Der Niedergermanische Limes entlang des Rheines schirmte fast 400 Jahre das römische Reich ab. Wie die Grenze auf die Menschen jenseits des Limes wirkte, zeigt das Landesmuseum in Detmold.

Lange bevor der Todesstreifen die Bundesrepublik von der DDR trennte, durchschnitt weiter westlich eine militärisch gesicherte Grenze das heutige NRW: der Niedergermanische Limes (lateinisch für Grenze) entlang des Rheins.
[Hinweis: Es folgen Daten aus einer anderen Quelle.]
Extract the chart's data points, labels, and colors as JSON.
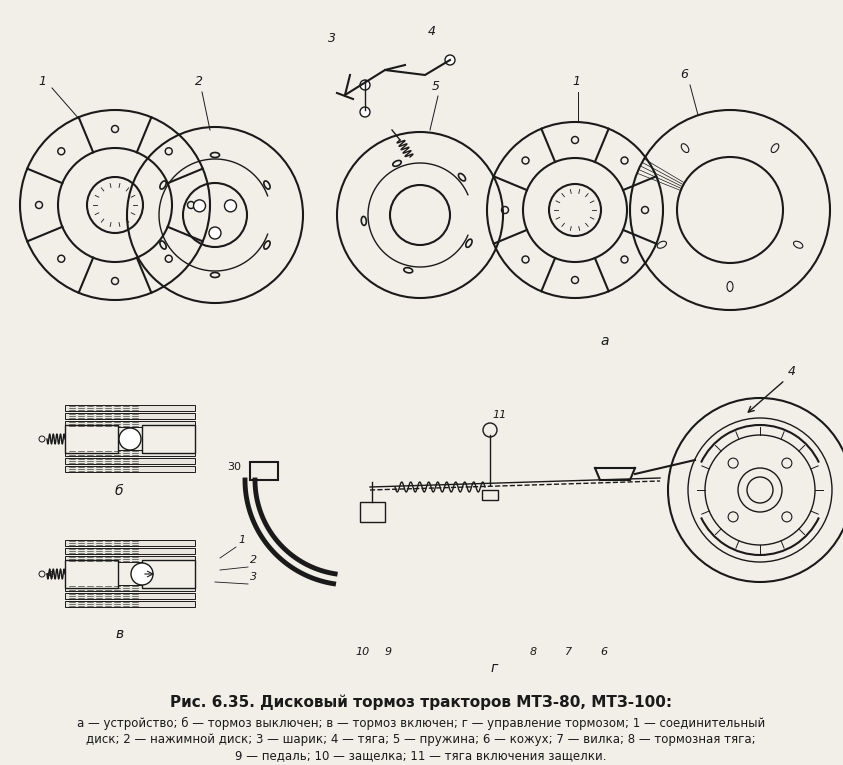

Diese Barriere überdauerte mehr als 400 Jahre und steht im Fokus der siebten Archäologischen Landesausstellung. Sie wird in fünf Städten aus unterschiedlichen Perspektiven beleuchtet. Das Lippische Landesmuseum in Detmold widmet sich bis zum 27. Februar den „Grenzüberschreitungen am Limes“.

Der Fluss als Grenze


Doch bevor wir den indigenen Stämmen im heutigen Westfalen einen Besuch abstatten, ein paar Sätze zum Niedergermanischen Limes: Er zählt als Bodendenkmal seit 2021 zum UNESCO-Weltkulturerbe. Die etwa 400 km lange Grenze reichte von Katwijk an der niederländischen Küste bis nach Remagen in Rheinland-Pfalz.

Vollends ausgebaut wurde dieser Limesabschnitt, nachdem die ­Römer in den Jahrzehnten nach Christi Geburt ihre Expansions­pläne bis an die Elbe endgültig begruben und sich die Legionen hinter den Rhein zurückzogen – unter ­anderem nach der Schmach in der Varusschlacht (9. n. Chr).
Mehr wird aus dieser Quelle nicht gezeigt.